Their exact value and detail of Australian official efforts to find them is hard to uncover. Foreign Affairs quite rightly does not want to say lest it forewarn these criminals, and they move the assets out of reach.
Nonetheless, the lowest estimate is $100 million and the highest is $9 billion. Whatever. The important point is not the value but what is to be done with the assets.
In 2024 a Senate committee had an inquiry into Australian Support for Ukraine. One of its key recommendations was “that the Australian Government identify as a matter of priority all Russian assets in Australia that are subject to sanctions, and assess what legislative changes are required to enable the transfer of these assets or associated income to Ukraine”.
In February this year the Government responded to the committee’s findings. It said, “Australia will continue to work closely with Ukraine and our partners to support Ukraine’s sovereignty and territorial integrity, and to maintain pressure on Russia to end its illegal and immoral war.”
But its lily-livered responses to seizing assets and transferring them to Ukraine was: “The Government notes this recommendation”.
Merely noting is not good enough. The re-elected Labor Government easily has the numbers to seize the frozen Russian assets and transfer them to Ukraine.
Sure, there are some constitutional niceties. The Constitution gives the Federal Parliament power to make laws with respect to the “acquisition of property on just terms from any State or person”.
The Russian owner of the property would have to assert that any legislation enabling confiscation was a constitutionally invalid acquisition of property. But the High Court has held that the forfeiture of the proceeds of crime is not an “acquisition of property” – so good luck with that.
There is no higher crime than waging an aggressive war. It is worse than simple murder. It is worse than serial killing. This is because of the magnitude, the level of pre-mediation, the making complicit the whole nation, particularly so many innocent, mostly conscripted, soldiers, and the exposure of so many innocent civilians to the whim of the invader. The Nuremberg trials identified Putin’s crime.
Putin’s invasion of Ukraine stands with Hitler’s invasion of Poland. Hitler’s blaming Poland for aggression and playing on earlier western weakness in not standing up to the annexation of Austria and Czechoslovakia is on all fours with Putin’s blaming Ukraine and NATO for aggression against Russia and playing on western weakness in not standing up to the annexation of Crimea in 2014.
Australia should seize the Russian assets for two reasons.
The first is to galvanise the vacillating, over-legalistic Europeans who have $US300 billion in seized Russian assets. Australia could set a precedent.

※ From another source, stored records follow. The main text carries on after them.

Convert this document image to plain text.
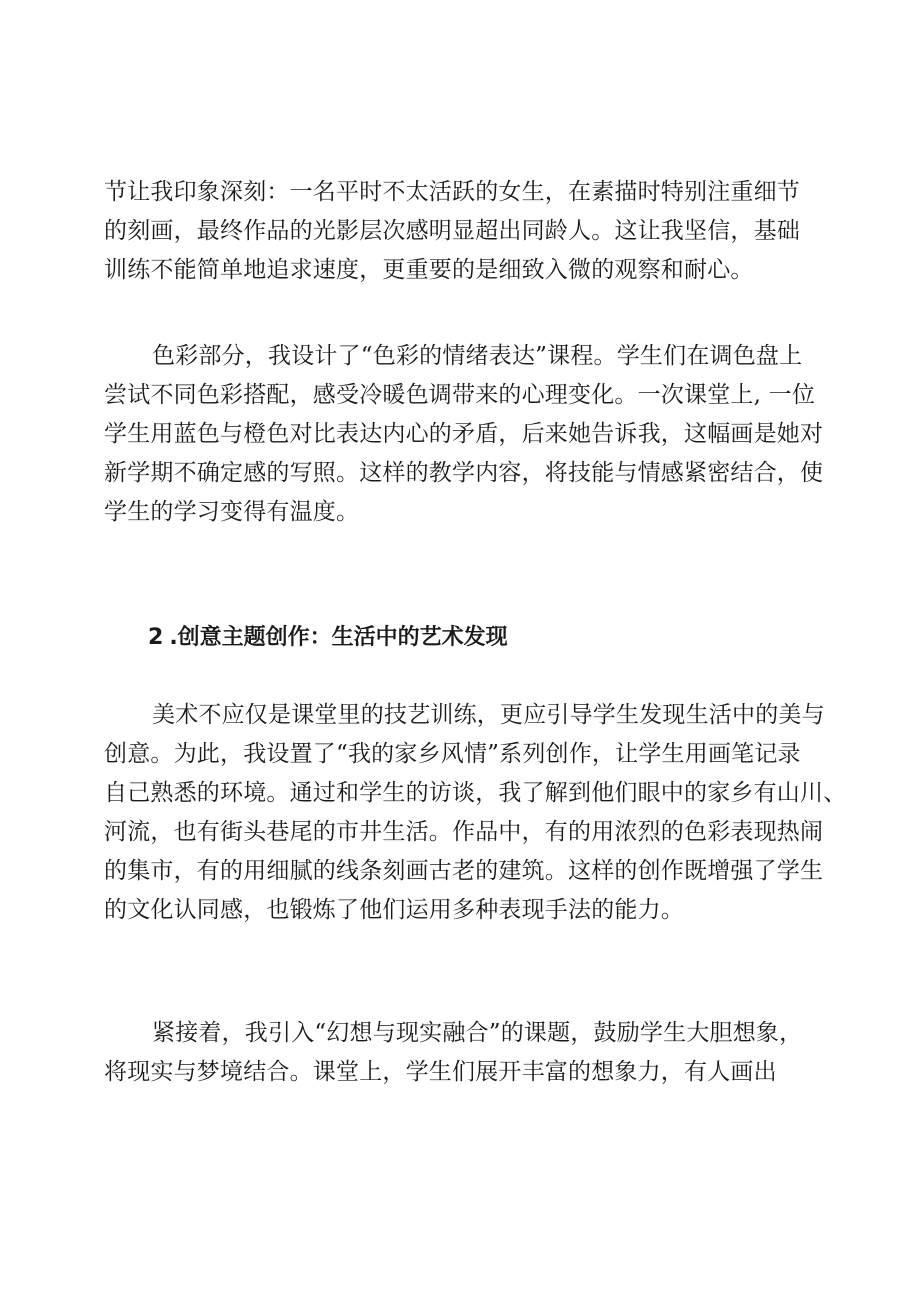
节让我印象深刻：一名平时不太活跃的女生，在素描时特别注重细节
的刻画，最终作品的光影层次感明显超出同龄人。这让我坚信，基础
训练不能简单地追求速度，更重要的是细致入微的观察和耐心。

色彩部分，我设计了“色彩的情绪表达”课程。学生们在调色盘上
尝试不同色彩搭配，感受冷暖色调带来的心理变化。一次课堂上, 一位
学生用蓝色与橙色对比表达内心的矛盾，后来她告诉我，这幅画是她对
新学期不确定感的写照。这样的教学内容，将技能与情感紧密结合，使
学生的学习变得有温度。

2 .创意主题创作：生活中的艺术发现

美术不应仅是课堂里的技艺训练，更应引导学生发现生活中的美与
创意。为此，我设置了“我的家乡风情”系列创作，让学生用画笔记录
自己熟悉的环境。通过和学生的访谈，我了解到他们眼中的家乡有山川、
河流，也有街头巷尾的市井生活。作品中，有的用浓烈的色彩表现热闹
的集市，有的用细腻的线条刻画古老的建筑。这样的创作既增强了学生
的文化认同感，也锻炼了他们运用多种表现手法的能力。

紧接着，我引入“幻想与现实融合”的课题，鼓励学生大胆想象，
将现实与梦境结合。课堂上，学生们展开丰富的想象力，有人画出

A $300 billion boost to the Ukrainian war effort would be decisive. It would be more that what Europe and the US together have given so far.

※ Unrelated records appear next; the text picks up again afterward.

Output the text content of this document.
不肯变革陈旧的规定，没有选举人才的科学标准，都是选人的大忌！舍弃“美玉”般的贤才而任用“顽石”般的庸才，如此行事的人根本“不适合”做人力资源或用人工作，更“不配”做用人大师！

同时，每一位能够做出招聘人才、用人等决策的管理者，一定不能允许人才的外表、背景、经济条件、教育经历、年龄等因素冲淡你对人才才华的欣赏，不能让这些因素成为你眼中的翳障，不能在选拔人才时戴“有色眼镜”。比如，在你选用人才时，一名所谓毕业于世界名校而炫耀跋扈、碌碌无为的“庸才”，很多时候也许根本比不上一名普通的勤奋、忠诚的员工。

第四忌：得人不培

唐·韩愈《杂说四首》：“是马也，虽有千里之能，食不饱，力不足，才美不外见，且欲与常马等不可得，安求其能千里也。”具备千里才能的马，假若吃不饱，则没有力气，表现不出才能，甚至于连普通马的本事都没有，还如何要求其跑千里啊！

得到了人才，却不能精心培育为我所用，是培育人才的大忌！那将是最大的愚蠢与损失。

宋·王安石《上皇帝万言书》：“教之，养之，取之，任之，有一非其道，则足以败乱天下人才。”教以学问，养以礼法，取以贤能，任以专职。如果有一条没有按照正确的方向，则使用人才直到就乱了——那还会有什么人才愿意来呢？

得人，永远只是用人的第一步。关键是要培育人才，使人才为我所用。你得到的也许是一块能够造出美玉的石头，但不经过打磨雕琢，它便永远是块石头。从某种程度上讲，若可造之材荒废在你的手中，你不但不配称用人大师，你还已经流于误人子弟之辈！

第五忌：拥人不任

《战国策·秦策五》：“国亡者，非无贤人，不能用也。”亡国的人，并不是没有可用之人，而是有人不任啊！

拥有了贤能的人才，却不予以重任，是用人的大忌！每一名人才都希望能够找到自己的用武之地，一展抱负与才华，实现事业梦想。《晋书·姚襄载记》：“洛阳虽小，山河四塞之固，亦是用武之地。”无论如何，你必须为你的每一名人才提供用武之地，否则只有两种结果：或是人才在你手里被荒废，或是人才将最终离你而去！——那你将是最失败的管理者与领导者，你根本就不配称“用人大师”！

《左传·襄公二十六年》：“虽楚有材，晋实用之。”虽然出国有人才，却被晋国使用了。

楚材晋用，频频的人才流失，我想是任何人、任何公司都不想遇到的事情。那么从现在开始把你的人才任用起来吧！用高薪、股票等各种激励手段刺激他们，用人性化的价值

Russia has easily inflicted that amount of damage to Ukraine. Morally, legally, and pragmatically the Europeans should send the frozen assets Ukraine.
The second reason is that Australia should contribute to a Russian failure because that is essential to breaking the historic European cycle of war that we thought was over in 1990 and thought would spread to the rest of the world.
Trump’s pre-election assertion that he could end the war “in one day” reveals his ignorance of history and, ironically, his misunderstanding of autocracy.
The efforts at peace negotiations and ceasefires are as flimsy as the bit of paper British Prime Minister Neville Chamberlain waved on his return from Munich in 1938 stating “peace in our time”.
Putin needs the war to stay in power. If the war ends, returning soldiers will reveal Putin’s crimes and the kleptocrats will want him punished for the wealth he has cost them.
While Putin remains, the war will continue. The only way to end it is to squeeze Russia and bolster Ukraine until Putin’s support falters and he is on a one-way journey to The Hague.
That is why the Australian Government should confiscate the Russian assets and send them to Ukraine.
Crispin Hull
This article first appeared in The Canberra Times and other Australian media on 29 May 2025.